Everyone and their little sisters are advertising to “just pay what you actually use” these days. Whether we are talking about cell phone plans, plane trips, or MMORPGs – micropayments are more and more the way to go. There’s another debate on the topic of free-to-play games around the blogosphere these days, spearheaded by the ubiquitous Nils and argued against by Brian “Psychochild” Green. There are many good arguments either way, but frankly, I just hate being nickel-and-dimed.
I would probably save money with a pay-per-use cell phone plan compared to the flat rates I prefer, but I don’t want to make a cost/value analysis each time I wish to make a call or send a text message. The ability to simply call whoever I want as long as I want far outweighs the additional bit of money I might be paying for that freedom. Along the same lines, I feel cheated when airlines offer me a $5 snack and a $4 drink to go with my $50 fare but am fine with a $90 ticket that includes food and drink. Games work the same way.
I probably would have paid an additional €20 for Dragon Age: Origins if it had been that expensive, but I’m quite opposed to buying any of the downloadable content. By forcing me to make purchasing decisions over and over again, game companies drive me towards analyzing the intrinsic value of each piece of content I could acquire. Not only does that make me unhappy, (because I really just want to play, damnit) it also greatly increases the likelihood of me finding the offered content lacking and not buying the product in the end.

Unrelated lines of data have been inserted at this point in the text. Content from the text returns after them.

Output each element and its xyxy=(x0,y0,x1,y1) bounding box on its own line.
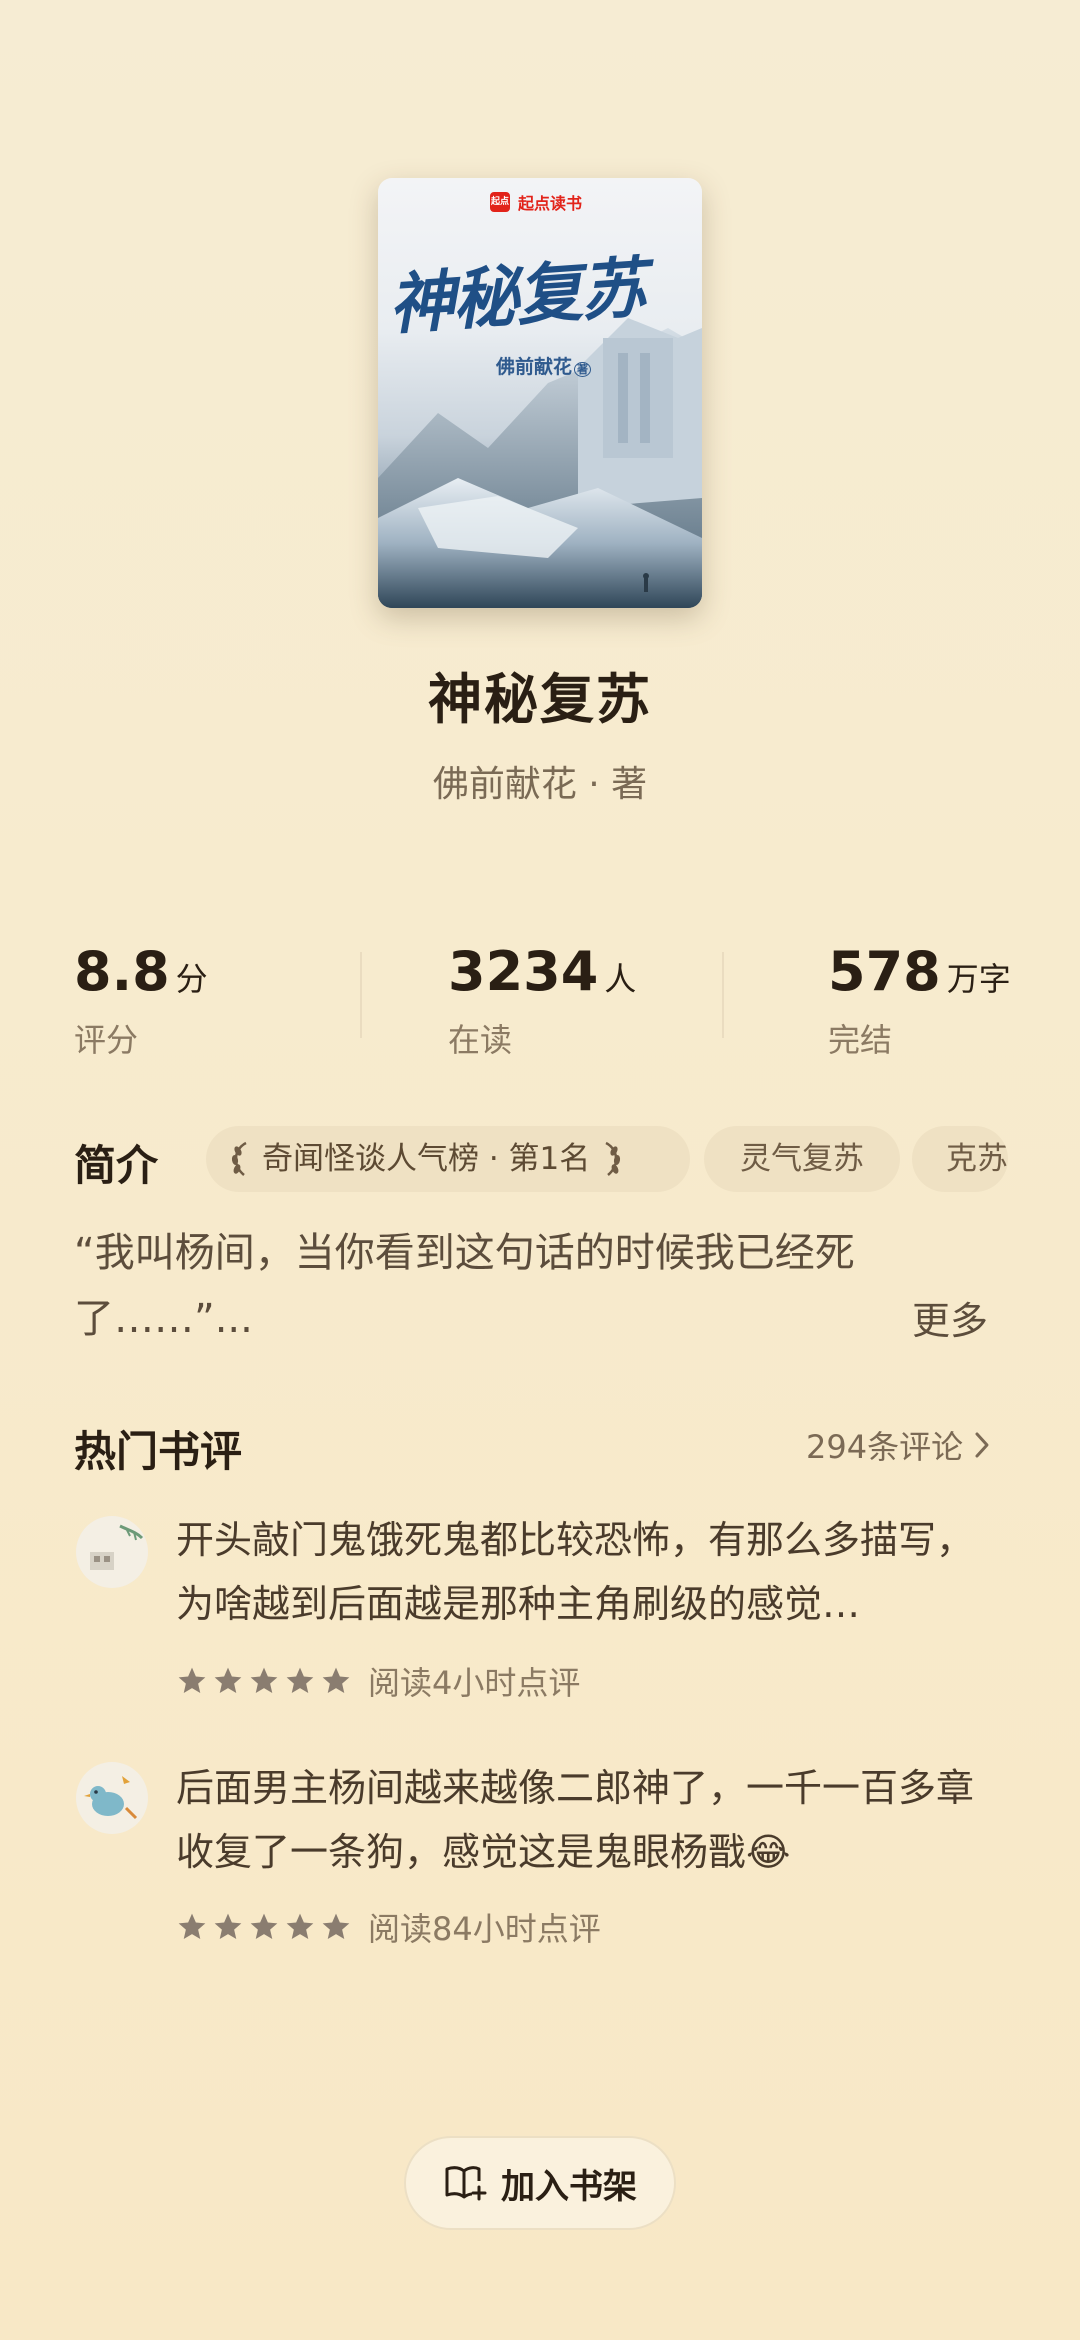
laurel-icon xyxy=(605,1141,621,1176)
qidian-logo-icon: 起点 xyxy=(490,192,510,212)
stat-readers-unit: 人 xyxy=(604,960,637,998)
intro-more-link[interactable]: 更多 xyxy=(912,1290,988,1345)
reviews-count-label: 294条评论 xyxy=(806,1428,964,1466)
laurel-icon xyxy=(231,1141,247,1176)
bird-avatar-icon[interactable] xyxy=(76,1762,148,1834)
cover-brand: 起点 起点读书 xyxy=(490,190,582,214)
add-to-shelf-label: 加入书架 xyxy=(501,2166,637,2207)
star-rating xyxy=(176,1911,352,1943)
landscape-avatar-icon[interactable] xyxy=(76,1516,148,1588)
star-icon xyxy=(322,1913,350,1939)
intro-text[interactable]: “我叫杨间，当你看到这句话的时候我已经死了……”... xyxy=(74,1220,974,1352)
book-cover[interactable]: 起点 起点读书 神秘复苏 佛前献花著 xyxy=(378,178,702,608)
cover-brand-text: 起点读书 xyxy=(518,194,583,213)
tag-genre-partial[interactable]: 克苏 xyxy=(912,1126,1008,1192)
reviews-count-link[interactable]: 294条评论 xyxy=(806,1422,991,1468)
stat-rating-label: 评分 xyxy=(74,1021,139,1059)
star-icon xyxy=(286,1667,314,1693)
stat-readers-value: 3234 xyxy=(448,940,599,1003)
stat-rating-unit: 分 xyxy=(175,960,208,998)
stat-readers-label: 在读 xyxy=(448,1021,513,1059)
book-author[interactable]: 佛前献花 · 著 xyxy=(0,755,1080,807)
book-add-icon xyxy=(445,2166,487,2201)
stat-rating-value: 8.8 xyxy=(74,940,170,1003)
review-text[interactable]: 开头敲门鬼饿死鬼都比较恐怖，有那么多描写，为啥越到后面越是那种主角刷级的感觉… xyxy=(176,1508,1006,1636)
star-icon xyxy=(250,1913,278,1939)
star-icon xyxy=(250,1667,278,1693)
review-meta: 阅读84小时点评 xyxy=(176,1904,601,1950)
cover-author: 佛前献花著 xyxy=(496,352,592,379)
stat-divider xyxy=(722,952,724,1038)
add-to-shelf-button[interactable]: 加入书架 xyxy=(404,2136,676,2230)
star-icon xyxy=(178,1667,206,1693)
cover-author-name: 佛前献花 xyxy=(496,356,573,378)
tag-ranking[interactable]: 奇闻怪谈人气榜 · 第1名 xyxy=(206,1126,690,1192)
review-text[interactable]: 后面男主杨间越来越像二郎神了，一千一百多章收复了一条狗，感觉这是鬼眼杨戬😂 xyxy=(176,1756,1006,1884)
cover-title: 神秘复苏 xyxy=(385,248,647,344)
stat-readers[interactable]: 3234 人 在读 xyxy=(448,940,636,1061)
tag-genre[interactable]: 灵气复苏 xyxy=(704,1126,900,1192)
chevron-right-icon xyxy=(975,1432,989,1458)
stat-wordcount-label: 完结 xyxy=(828,1021,893,1059)
reviews-heading: 热门书评 xyxy=(74,1427,243,1476)
book-title: 神秘复苏 xyxy=(428,668,652,731)
stat-wordcount[interactable]: 578 万字 完结 xyxy=(828,940,1011,1061)
star-icon xyxy=(286,1913,314,1939)
review-meta-text: 阅读4小时点评 xyxy=(368,1664,581,1702)
review-meta-text: 阅读84小时点评 xyxy=(368,1910,601,1948)
stat-divider xyxy=(360,952,362,1038)
star-rating xyxy=(176,1665,352,1697)
stat-rating[interactable]: 8.8 分 评分 xyxy=(74,940,208,1061)
star-icon xyxy=(178,1913,206,1939)
star-icon xyxy=(322,1667,350,1693)
review-meta: 阅读4小时点评 xyxy=(176,1658,580,1704)
star-icon xyxy=(214,1913,242,1939)
star-icon xyxy=(214,1667,242,1693)
tag-ranking-label: 奇闻怪谈人气榜 · 第1名 xyxy=(262,1141,591,1177)
cover-author-badge: 著 xyxy=(574,362,592,377)
intro-heading: 简介 xyxy=(74,1141,159,1190)
stat-wordcount-value: 578 xyxy=(828,940,941,1003)
stat-wordcount-unit: 万字 xyxy=(946,960,1011,998)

Free-to-play games are far worse in that regard. If I had to choose between a World of Warcraft subscription for $15/month and a free-to-play pay-per-use kind of model which would average $10 a month in actual costs, I would choose the subscription plan every time. Not because this is logical (it is not) but because of the uninterrupted and carefree entertainment value it provides. In the same vein, I would probably pay for a Magic: the Gathering Online subscription if there was such a thing, but am rarely willing to spend actual money on the (pseudo-f2p) model they have.
I am quite aware that all companies will try to make money off of me the best way they can and trick me into spending more if they think it feasible, but my enjoyment is much higher if I don’t get reminded of that part of reality every time I play.
I’m aware that there is an opposite psychological effect that drives people towards f2p, but I feel that my demographic is often overlooked in the process. It doesn’t really matter to my finances whether I pay $5, $15, or $50 for an MMO that I enjoy but it matters a lot that I actually enjoy it. Obviously subscriptions don’t guarantee that (or I would still be playing WoW), but they take an important step towards that point.